A la suite des arrêts du 7 octobre 2021, la Commission européenne lance le 22 décembre 2021 une procédure d’infraction à l’encontre de la Pologne. Elle examine actuellement sa réponse. 

La Pologne n’ayant par ailleurs toujours pas mis fin aux activités de la chambre disciplinaire de la Cour suprême, l’exécutif européen annonce le 20 janvier 2022 avoir réclamé au gouvernement polonais le paiement de 69 millions d’euros de pénalités.

Elle applique ainsi l’arrêt de la CJUE, qui impose à la Pologne une astreinte d’un million d’euros par jour pour non-respect d’une décision de la Commission remontant à juillet 2021.

A partir du 20 janvier 2022, Varsovie avait 45 jours pour commencer à payer ses pénalités, sous peine de recevoir une nouvelle demande de paiement avec des intérêts. La Pologne n’ayant pas réagi, la Commission européenne a mis en œuvre sa menace de prélèvement sur la part du budget européen qui devaient en principe lui être versée, afin de régler cette astreinte. Début mai, le pays était ainsi déjà privé de 160 millions d’euros de fonds européens. 

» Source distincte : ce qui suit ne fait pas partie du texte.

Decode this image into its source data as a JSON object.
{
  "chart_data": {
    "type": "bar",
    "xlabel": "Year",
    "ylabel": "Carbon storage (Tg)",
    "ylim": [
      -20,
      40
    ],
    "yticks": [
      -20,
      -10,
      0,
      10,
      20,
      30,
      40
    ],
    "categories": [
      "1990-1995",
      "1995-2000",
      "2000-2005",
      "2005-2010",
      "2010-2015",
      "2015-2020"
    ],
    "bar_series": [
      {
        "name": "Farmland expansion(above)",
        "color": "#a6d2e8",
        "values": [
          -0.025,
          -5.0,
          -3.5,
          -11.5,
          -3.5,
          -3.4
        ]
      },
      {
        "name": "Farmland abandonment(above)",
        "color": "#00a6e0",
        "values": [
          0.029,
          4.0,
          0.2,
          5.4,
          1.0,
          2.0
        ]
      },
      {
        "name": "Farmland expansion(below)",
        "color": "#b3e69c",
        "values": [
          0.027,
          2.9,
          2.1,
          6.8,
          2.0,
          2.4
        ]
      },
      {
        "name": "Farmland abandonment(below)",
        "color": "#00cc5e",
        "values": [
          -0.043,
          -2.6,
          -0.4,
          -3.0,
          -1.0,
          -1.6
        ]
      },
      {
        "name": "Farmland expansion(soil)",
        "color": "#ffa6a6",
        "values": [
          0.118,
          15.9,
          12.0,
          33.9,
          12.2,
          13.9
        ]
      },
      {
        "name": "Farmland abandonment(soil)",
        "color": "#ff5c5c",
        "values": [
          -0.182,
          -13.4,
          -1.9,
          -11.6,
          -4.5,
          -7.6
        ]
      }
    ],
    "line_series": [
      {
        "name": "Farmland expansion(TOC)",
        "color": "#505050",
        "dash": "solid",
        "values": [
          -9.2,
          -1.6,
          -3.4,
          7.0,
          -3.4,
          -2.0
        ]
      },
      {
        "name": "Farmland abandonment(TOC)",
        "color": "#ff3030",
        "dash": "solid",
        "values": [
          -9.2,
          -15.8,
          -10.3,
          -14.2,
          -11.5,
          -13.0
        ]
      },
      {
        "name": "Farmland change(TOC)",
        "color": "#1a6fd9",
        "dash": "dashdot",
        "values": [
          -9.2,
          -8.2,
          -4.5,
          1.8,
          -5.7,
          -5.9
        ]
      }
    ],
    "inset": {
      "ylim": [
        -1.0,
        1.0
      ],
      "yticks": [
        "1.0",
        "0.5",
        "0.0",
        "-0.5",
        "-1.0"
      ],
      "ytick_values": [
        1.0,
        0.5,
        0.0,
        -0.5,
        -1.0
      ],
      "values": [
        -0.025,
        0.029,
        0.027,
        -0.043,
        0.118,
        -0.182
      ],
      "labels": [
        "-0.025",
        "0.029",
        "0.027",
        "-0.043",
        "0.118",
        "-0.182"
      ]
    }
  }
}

Après l’activation du mécanisme de conditionnalité contre la Hongrie (annoncée le 5 avril, voir plus haut), la Commission européenne s’est montrée plus conciliante envers la Pologne. Elle a relevé de “nets progrès” dans ses derniers contacts avec l’Etat. Ursula von der Leyen a également déclaré que, sur la réforme du régime disciplinaire des juges et la réintégration des magistrats révoqué, “nous sommes proches” du démantèlement des réformes controversées.

Parmi les trois seuls Etats membres de l’UE dont le plan de relance n’est pas encore validé (la Pologne, la Hongrie et les Pays-Bas), Varsovie ne devrait bientôt plus figurer sur la liste. En effet, le 1er juin 2022, Ursula von der Leyen a annoncé que la Commission européenne donnait son feu vert au plan de relance polonais de 35,4 milliards d’euros. Celui-ci demeurait bloqué depuis plus d’un an à cause de manquements en matière d’indépendance de la justice. Plusieurs commissaires ont tout de même exprimé des “réserves” à cette approbation, qui doit encore être confirmée par un vote à la majorité qualifiée des pays membres de l’Union.